Rêve
arthurm
(..) et si l’inconnu ne me choisissait pas, j’allais encore devoir me taper le vieux baron, à ruminer pendant des heures son nœud tremblant, comme une vache mâche un chewing-gum, comme un enfant tête sa mère, comme moi, bientôt, comme moi, hier, et le jour d’avant.
L’inconnu traversa le cendrier et vint se poser sur le canard, assis ailes ouvertes et prévu à cet effet, afin de nous regarder défiler devant lui, parées de nos plus belles pièces de viande, qui un plat de sushis, d’autres des escalopes premier choix et ainsi allait la parade, jusqu’aux légumes et pousses de soja pour cette nouvelle clientèle végétarienne.
On avait choisi pour moi ce soir une délicate parure de steak, délicatement nervurée mais pas trop, faisant ressortir la peau laiteuse dont la vie m’avait fait cadeau.
Une à une donc nous passions devant lui, marchant pieds nus et dévoilant nos charmes, le regard complice, accrocheur, pour ne pas lui donner le moindre doute quant à la passe historique qu’il vivrait s’il nous choisissait. La politique de la maison était assez stricte, jamais plus de deux viandes par client car, comme le disait Madame Auguste : « un plat cela suffit, n’oublions pas les vins et les desserts ».
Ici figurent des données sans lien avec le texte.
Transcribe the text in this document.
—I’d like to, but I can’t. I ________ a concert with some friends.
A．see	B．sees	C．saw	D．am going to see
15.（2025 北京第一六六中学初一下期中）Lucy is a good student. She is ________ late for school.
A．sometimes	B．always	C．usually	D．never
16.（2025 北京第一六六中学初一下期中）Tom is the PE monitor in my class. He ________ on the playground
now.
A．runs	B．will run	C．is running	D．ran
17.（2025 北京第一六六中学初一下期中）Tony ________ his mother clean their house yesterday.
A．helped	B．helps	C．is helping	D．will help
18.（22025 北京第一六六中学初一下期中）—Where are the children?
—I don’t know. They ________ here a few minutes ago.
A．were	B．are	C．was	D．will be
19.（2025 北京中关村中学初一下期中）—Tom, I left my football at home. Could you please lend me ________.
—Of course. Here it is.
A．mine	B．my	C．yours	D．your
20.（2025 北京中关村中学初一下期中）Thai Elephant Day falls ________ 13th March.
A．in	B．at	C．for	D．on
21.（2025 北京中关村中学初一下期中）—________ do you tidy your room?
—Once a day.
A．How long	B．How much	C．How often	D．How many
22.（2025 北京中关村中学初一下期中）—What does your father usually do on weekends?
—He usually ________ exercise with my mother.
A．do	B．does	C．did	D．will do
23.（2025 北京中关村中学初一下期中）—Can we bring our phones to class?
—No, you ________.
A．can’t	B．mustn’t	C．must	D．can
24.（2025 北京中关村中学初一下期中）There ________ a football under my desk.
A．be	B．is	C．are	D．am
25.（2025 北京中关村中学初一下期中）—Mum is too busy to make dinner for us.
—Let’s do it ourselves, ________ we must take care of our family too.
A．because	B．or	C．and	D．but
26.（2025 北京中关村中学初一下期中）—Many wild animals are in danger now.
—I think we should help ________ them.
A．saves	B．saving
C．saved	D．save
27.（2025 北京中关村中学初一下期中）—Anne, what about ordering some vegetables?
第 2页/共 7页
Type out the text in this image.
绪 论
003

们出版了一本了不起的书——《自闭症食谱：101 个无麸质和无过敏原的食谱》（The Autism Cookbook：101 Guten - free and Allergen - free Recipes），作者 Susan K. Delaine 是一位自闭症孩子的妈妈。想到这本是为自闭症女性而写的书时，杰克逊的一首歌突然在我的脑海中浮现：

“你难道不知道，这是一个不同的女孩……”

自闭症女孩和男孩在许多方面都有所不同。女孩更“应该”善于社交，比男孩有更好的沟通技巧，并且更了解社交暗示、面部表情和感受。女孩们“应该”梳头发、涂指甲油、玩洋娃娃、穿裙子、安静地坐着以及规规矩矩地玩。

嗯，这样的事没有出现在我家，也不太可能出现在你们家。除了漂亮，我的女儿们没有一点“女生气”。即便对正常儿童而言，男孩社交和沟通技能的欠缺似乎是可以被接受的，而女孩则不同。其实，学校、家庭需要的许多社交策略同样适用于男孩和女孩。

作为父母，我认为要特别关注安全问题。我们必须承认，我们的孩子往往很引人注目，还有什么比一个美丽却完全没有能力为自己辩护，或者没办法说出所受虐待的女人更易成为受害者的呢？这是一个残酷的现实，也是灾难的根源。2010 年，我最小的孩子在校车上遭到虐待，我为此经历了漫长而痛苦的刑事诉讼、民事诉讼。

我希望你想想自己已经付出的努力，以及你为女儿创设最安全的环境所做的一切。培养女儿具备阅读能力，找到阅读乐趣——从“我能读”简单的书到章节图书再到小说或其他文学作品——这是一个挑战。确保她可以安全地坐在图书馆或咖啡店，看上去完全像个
L’horloge de la cuisine sonna trois coups et un cri se fit entendre, prêt à envoyer. Dans le monte-charge en verre renvoyant dans les chambres apparut alors un véritable buffet d’au moins cinq filles, un soufflet de Saint-Jacques accompagné de quatre bouteilles de blanc.
Madame Auguste tiqua. Elle n’aimait pas quand la parade était interrompue, même si cela donnait au client la preuve que le service proposé ici était d’une qualité autre que les boui-bouis et autres kebabs du coin, vendant de la petite grasse.
Derrière, dans le petit salon où l’interdiction de fumer rendait les hommes nerveux, on entendait des rires, ceux des habitués, qui devaient à n’en point douter s’échangeaient leurs premières venues ici, comparant le temps d’attente à celui que l’inconnu, toujours assis sur son canard, leur offrait par force de la non-connaissance des produits.
C’est lors du deuxième passage qu’il me regarda avec une attention particulière, et dans son sourire carnassier je devinais aisément qu’il avait faim, faim de moi, et je souris en retour, rougissant presque de ce désir animal, minaudant un peu, roulant des hanches et mordillant ma lèvre inférieure. Une bouffée presque incontrôlée me monta et rosit ma poitrine dénudée, offrant un dégradé de couleur entre ma robe et le reste de mon corps. L’homme se leva du canard, traversa le cendrier, presque glissant sur les cendres froides sans recouvrir ses chaussures et le bas de son pantalon. Arrivé à ma hauteur, il chassa un petit tas de mégots, digue artificielle derrière laquelle, après le parcours, nous nous réfugions en attendant que l’homme fasse son choix. Il enfreignait une règle, se faisant, mais il en avait cure. Il me prit par les hanches et ses doigts, s’enfonçant profondément dans le steak jusqu’à toucher ma peau, m’amenèrent vers lui pour un baiser rude et brûlant. Il me souleva et me reposa de son côté. Un regard à Madame Auguste, qui tapa dans ses mains, deux petits coups brefs, pour que les autres retournent au vestiaire se changer.
Désormais rien que nous trois, il refusa la proposition de ma maquerelle d’aller en cuisine me faire cuire légèrement. Il me voulait là, me roulant dans les effluves de tabac froid pour faire pourrir la viande. Il dut pourtant prendre une chambre, et accepta cette contrainte avec un sourire bonhomme. Il retourna s’assoir et je le suivis, docilement. L’homme dégrafa son pantalon et je vins m’assoir sur ses cuisses chaudes, son membre viril dressé droit vers le ciel se positionnant entre mes cuisses, le long de mon sexe.
Deux petits coups brefs et la carte des vins apparut. Un autre petit claquement de mains et le défilé commença. De la Bourgogne à l’Australie, blanc, rouge et rosés se montrèrent face à nous, devant séduire tant le client que la viande, par ses arômes fleuris ou poivrés, sa robe légère ou ses notes fruitées.
Notre choix s’arrêta sur un Bordeaux tannique, en robe pourpre sur peau cuivrée, aux yeux verts et aux jambes fuselées. Le canard tenait bon nos deux corps sur son échine, mais le client lui, frémissait contre mon corps, perlant légèrement. D’un geste anodin, je recueillis du bout de l’index cet amuse bouche pour le porter à mes lèvres. Madame Auguste sourit.
Nous étions fin prêt, nous montâmes dans la chambre.